Pero, según parece, estas medidas no bastaban. Solo valdría un Chicago boy. Otro cable de WikiLeaks señalaba que en 1996 se iba a crear una «comisión para la modernización» que decidiera si la mejor opción para cada una de las empresas que se iba a privatizar era un contrato de gestión, concesiones a largo plazo o la propia capitalización. La comisión también decidiría qué proporción de cada activo mantendría el gobierno haitiano, con un máximo del 49 por ciento: una participación en minoría que despojaría al pueblo haitiano del control de sus propias industrias.

Todo esto tuvo consecuencias inmediatas. En 1998, dos empresas estadounidenses, Seaboard y Continental Grain, adquirieron el 70 por ciento de la harinera estatal. A pesar de este «avance», un cable diplomático del año 2005 se lamentaba: «Sin embargo, algunas inversiones requieren todavía la autorización gubernamental». Y añadía: «Las inversiones en el sector eléctrico, del agua y las telecomunicaciones requieren tanto la concesión como la autorización del gobierno. Además, las inversiones en el sector sanitario público deben recibir autorización previa del Ministerio de Salud Pública y Población». Parecía una exigencia razonable de un país soberano, pero un país soberano era precisamente lo que Estados Unidos no quería que fuera Haití. Dos años después de que el gobierno de Bush y las oligarquías locales hubieran hecho desaparecer del país como por arte de magia a Aristide, y justo antes de la victoria del «neoliberal» Préval en el año 2006, la embajada estadounidense señalaba con desdén: «Desde la privatización de la cementera, los procesos de privatización se han estancado y parecen haber quedado en suspenso». Además, añadía abiertamente: «Ninguna de las principales empresas relacionadas con las infraestructuras (el aeropuerto, el puerto marítimo, la compañía telefónica o la eléctrica) ha sido privatizada». El documento proseguía: «Aunque se suponía que estas entidades iban a estar privatizadas en el año 2002, las crisis políticas persistentes, la firme oposición de la anterior administración y una falta generalizada de voluntad política han retrasado el proceso indefinidamente». Más adelante, el cable aducía un motivo más plausible por el que este programa masivo de privatizaciones no se había aprobado con la fluidez que Estados Unidos esperaba: «Sigue habiendo oposición a la privatización de empresas estatales por parte de grupos como los sindicatos de trabajadores, que han expresado su oposición a la reducción de la mano de obra que la privatización podría comportar». ¡Qué molestos estos haitianos!

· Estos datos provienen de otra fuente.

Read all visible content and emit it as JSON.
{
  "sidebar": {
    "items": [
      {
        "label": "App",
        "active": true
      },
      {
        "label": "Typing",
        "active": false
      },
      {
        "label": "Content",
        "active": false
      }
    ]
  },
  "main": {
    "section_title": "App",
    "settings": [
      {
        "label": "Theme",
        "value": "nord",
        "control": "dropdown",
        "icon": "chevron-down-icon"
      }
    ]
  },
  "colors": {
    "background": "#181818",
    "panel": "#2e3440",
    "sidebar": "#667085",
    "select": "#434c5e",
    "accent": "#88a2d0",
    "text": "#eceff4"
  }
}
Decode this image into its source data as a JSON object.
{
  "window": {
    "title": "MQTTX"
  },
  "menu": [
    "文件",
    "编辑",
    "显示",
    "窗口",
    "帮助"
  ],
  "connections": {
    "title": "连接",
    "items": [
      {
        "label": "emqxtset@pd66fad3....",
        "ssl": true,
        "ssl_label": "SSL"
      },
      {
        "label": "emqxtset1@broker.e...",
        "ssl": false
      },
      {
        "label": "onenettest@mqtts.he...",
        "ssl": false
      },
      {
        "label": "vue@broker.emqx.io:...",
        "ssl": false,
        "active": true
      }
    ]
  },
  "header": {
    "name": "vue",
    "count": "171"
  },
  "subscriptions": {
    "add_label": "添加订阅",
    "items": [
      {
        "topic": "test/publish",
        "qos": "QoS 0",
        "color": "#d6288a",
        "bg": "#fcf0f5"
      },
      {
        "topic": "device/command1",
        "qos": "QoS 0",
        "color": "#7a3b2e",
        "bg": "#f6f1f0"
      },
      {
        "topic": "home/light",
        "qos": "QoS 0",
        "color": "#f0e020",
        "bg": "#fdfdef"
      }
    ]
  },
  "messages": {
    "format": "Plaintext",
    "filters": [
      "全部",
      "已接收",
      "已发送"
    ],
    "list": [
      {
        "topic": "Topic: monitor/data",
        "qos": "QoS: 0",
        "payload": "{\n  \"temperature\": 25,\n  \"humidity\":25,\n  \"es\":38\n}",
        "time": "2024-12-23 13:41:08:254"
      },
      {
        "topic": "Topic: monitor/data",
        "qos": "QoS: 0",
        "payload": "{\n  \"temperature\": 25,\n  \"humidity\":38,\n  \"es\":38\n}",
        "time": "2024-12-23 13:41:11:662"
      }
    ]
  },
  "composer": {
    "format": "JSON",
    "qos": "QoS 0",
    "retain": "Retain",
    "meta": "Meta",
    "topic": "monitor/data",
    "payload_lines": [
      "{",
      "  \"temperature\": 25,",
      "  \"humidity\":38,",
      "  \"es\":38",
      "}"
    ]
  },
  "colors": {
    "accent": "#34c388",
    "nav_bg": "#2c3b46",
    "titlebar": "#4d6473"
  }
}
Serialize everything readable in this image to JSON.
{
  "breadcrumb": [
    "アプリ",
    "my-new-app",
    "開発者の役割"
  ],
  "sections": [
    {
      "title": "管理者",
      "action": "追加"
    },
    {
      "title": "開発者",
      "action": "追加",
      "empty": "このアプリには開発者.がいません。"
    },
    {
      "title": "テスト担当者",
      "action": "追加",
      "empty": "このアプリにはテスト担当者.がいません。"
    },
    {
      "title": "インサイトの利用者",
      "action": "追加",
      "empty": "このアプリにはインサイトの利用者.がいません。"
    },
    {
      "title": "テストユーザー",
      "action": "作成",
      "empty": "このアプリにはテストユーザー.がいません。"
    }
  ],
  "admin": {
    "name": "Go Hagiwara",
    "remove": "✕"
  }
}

En el año 2008, la embajada estadounidense estaba desconsolada por la lentitud de los avances y la intransigencia local. «Pese a las garantías de que la privatización sigue siendo una prioridad para el gobierno […], cada vez somos más escépticos ante la posibilidad de que se lleven a cabo las privatizaciones, cualquiera que sea la forma que adopten —señalaba un cable—. El tiempo se agota».[4] Sin embargo, Estados Unidos permanecía impasible. «Seguiremos abogando con firmeza por la privatización y/o la gestión privada», manifestaba un cable. Después defendía utilizar instituciones como el Banco Mundial o el FMI para sobornar al gobierno democrático de Haití, como parte fundamental de los «programas de ajuste estructural», aunque es raro verlo expuesto con tanta claridad. «[La embajada estadounidense] reitera su recomendación […] de que la privatización sea un requisito para negociar con el nuevo gobierno […] futuros acuerdos con IFI», señalaba el cable remitido a Washington.

El «shock»

La estrategia del soborno podría revelarse como eficaz para los países más pobres del continente americano, pero seguiría siendo complicada. Después de todo, había un parlamento haitiano, habitado por elementos nacionalistas, que podía pasar a frenar o, incluso, aniquilar el programa de privatización masiva promovido por Estados Unidos. Pero Estados Unidos afilaba su estrategia para el último empujón, producido el 12 de enero de 2010 en forma del descomunal terremoto que golpeó a Puerto Príncipe y sus alrededores, dando lugar a la peor crisis humanitaria de la historia del mundo. Murieron más de 300.000 personas y varios millones quedaron sin hogar. La capital quedó en ruinas, incluida la mayor parte de los ministerios del gobierno, así como el palacio presidencial. Lo poco que quedaba de una sociedad civil y unas instituciones sociales ya estranguladas fue destruido. Haití debía empezar de cero.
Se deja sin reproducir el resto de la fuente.